The Miami Herald reports that Nikolas Cruz harassed a girl who lived near his workplace, obsessively texting and calling her non-stop in the weeks leading up to the February 14 shooting.

This girl was referenced in a video Cruz made on his phone right before the shooting. BSO released the video in May.

“My love for you, [redacted], will never go away,” Cruz said, topping off a droning speech about his loneliness, isolation, and anger. “I hope to see you in the afterlife.”

Cruz stored her as “Warning Love of Your Life” in his phone’s contacts. While the girl texted with Cruz, she never dated him and did not reciprocate those feelings, reporting that she was afraid of him.

The Miami Herald reports:

Five days before the shooting, she agreed to meet with Cruz at a Coral Springs Target “because he seemed depressed.”
She “stated that she insisted that Cruz meet her in a public place because she was afraid of him,” the detective wrote.
The day before the massacre, Cruz sent her a text saying he “felt like killing people.” She said she deleted the text because she was angry with his behavior. That day, he flooded her with phone calls, insisting he wanted to be her boyfriend and her Valentine the next day, Feb. 14
When she rebuffed his desires, he said he was going to see a therapist and ended a call with an ominous sounding “goodbye.”

On the day of the shooting, Cruz called her while she was taking a test at her high school. She never answered, but that didn’t stop Cruz from sending her photos of the scars on his arms.

That day, Cruz proceeded to shoot 34 people at Stoneman Douglas High School; 17 students and teachers died.

The emotional manipulation Cruz used against this girl is stomach churning, and maddeningly familiar: Men, their entitlement to women’s affection, and the violence that engulfs it all. The link between murder and domestic violence is impossible to ignore. Several mass shooters have a history of violence and harassment against women.
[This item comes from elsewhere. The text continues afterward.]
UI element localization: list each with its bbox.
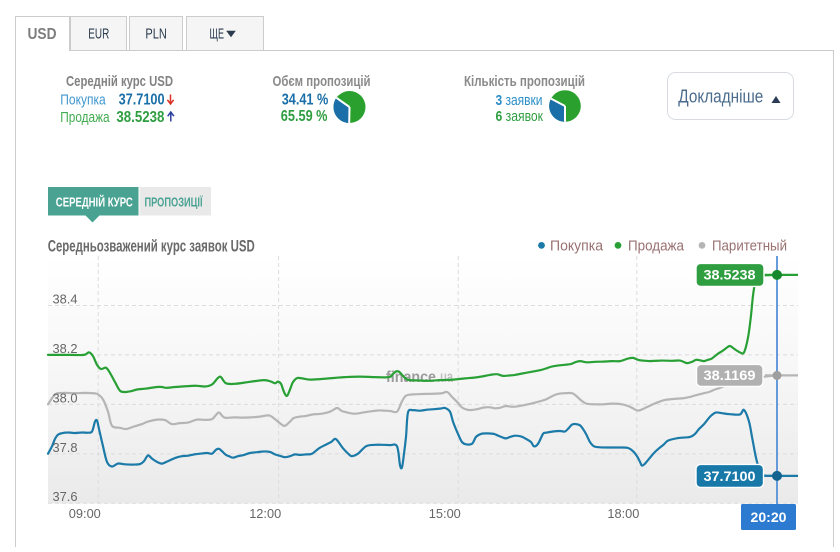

And there’s an entire genre of Sad Boy that emerges in the wake of violent acts on school campuses. The teen behind a mass shooting at a Santa Fe, Texas high school in May shot and killed a girl who allegedly rejected the shooter. A Connecticut boy stabbed his crush to death when she didn’t agree to go to prom with him. And there’s Elliot Rodger, who wrote a rambling, misogynistic screed before shooting and killing sorority girls at the University of California at Santa Barbara; he has since become an icon to bitter misogynists the world over.

As for Cruz, even if his love wasn’t part of his twisted rationale behind the Parkland shooting, he is now a part of this familiar cast of characters.